The goal of BPMA is to establish a year-round, indoor farmers market serving Boston, selling vegetables, eggs, dairy, meat, and value-added products from local sources, year-round, and regardless of the weather.
Some other cities in the US have markets like this. (San Francisco has the Ferry Building Marketplace; Seattle has Pike Place Market; etc.) More cities elsewhere in the world have markets like this; they serve as hubs for sellers, buyers, and community. Even more cities used to have markets like this. Over the course of the last 60 years, supermarkets have supplanted these public markets.
The BPMA project is vitally important; it is important to us eaters, to greater Boston, to New England, and to the world, for many reasons, including (but not limited to) the following:
- Public markets reduce or eliminate intermediation, making it possible for small-scale sellers to get a fair price for their goods, and making it possible for buyers to meet small-scale sellers and understand where there food is coming from.

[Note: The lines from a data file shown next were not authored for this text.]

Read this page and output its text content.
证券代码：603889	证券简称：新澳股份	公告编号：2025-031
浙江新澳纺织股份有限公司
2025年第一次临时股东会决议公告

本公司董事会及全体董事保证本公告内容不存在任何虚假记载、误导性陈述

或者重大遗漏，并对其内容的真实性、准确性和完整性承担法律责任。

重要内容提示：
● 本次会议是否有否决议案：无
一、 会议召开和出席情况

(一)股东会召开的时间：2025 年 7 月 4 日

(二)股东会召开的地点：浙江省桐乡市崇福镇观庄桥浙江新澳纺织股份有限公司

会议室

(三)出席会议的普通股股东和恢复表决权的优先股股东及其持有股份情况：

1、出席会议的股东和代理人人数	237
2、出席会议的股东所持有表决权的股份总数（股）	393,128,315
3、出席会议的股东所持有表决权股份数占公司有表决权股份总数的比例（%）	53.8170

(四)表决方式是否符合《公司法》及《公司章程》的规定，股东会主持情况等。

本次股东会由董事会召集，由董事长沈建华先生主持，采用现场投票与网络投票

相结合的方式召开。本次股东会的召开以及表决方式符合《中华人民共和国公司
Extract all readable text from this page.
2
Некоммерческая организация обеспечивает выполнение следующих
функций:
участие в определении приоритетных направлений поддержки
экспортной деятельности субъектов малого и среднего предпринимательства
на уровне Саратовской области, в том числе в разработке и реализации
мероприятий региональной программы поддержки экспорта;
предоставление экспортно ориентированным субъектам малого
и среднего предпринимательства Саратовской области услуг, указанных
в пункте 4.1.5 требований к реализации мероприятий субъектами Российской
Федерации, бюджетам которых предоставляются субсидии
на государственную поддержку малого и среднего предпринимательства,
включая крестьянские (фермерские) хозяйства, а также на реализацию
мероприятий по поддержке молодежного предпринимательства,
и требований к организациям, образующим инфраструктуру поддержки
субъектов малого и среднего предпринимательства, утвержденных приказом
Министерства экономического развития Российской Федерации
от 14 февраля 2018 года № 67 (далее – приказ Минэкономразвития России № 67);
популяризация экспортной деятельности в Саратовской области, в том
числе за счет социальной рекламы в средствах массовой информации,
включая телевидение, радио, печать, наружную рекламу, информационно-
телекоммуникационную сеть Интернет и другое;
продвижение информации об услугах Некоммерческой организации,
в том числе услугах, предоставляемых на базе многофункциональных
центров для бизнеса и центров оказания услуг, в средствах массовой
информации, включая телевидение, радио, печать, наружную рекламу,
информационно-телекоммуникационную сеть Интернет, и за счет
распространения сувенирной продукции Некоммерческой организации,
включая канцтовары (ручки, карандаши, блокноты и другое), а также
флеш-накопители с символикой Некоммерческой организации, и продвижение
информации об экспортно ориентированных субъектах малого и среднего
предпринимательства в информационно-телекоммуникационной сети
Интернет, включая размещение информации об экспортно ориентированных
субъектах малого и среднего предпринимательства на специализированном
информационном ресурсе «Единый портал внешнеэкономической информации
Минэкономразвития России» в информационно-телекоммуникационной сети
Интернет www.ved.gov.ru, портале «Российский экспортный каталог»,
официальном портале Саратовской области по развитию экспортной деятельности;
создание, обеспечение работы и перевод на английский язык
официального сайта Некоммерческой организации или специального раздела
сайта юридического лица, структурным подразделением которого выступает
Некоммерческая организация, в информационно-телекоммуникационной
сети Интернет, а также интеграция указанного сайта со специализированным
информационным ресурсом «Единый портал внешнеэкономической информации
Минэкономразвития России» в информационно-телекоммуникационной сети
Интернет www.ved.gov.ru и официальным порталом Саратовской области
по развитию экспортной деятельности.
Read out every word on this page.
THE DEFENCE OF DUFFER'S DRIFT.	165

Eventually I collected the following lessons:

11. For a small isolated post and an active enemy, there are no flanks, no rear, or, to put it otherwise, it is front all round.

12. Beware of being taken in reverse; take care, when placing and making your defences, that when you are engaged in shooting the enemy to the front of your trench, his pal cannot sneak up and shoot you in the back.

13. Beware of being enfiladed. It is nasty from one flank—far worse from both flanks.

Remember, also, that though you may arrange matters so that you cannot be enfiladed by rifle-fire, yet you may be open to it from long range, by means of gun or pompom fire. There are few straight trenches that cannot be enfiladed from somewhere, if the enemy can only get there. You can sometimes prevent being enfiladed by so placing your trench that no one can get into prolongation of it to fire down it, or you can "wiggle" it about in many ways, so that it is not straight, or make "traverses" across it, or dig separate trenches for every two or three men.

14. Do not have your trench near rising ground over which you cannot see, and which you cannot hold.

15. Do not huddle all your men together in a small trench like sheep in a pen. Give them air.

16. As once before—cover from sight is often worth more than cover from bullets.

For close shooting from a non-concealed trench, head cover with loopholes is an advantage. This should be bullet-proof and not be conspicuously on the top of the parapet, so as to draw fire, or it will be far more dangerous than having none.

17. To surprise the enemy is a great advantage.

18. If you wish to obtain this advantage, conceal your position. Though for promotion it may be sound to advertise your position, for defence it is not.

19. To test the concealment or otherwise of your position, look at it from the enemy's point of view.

- Public markets reduce transportation and distribution needs, which leads to fresher food.
- Public markets keep money in the local economy, rather than sending it to who-knows-where.
- Public markets can foster positive interaction among people of different ethnic and economic backgrounds, as well as among folks of different urbanization backgrounds (country, suburb, and city folks).
- Public markets can make fresh food available to underserved communities.
- Public markets are likely to be more resilient than supermarkets in the face of precipitous social infrastructure change (increased fuel/transportation costs, currency or bank failures, terrorist attacks, and so on).
- Public markets are FUN!
- etc.
I think it's likely that BPMA will achieve its goal within a few years.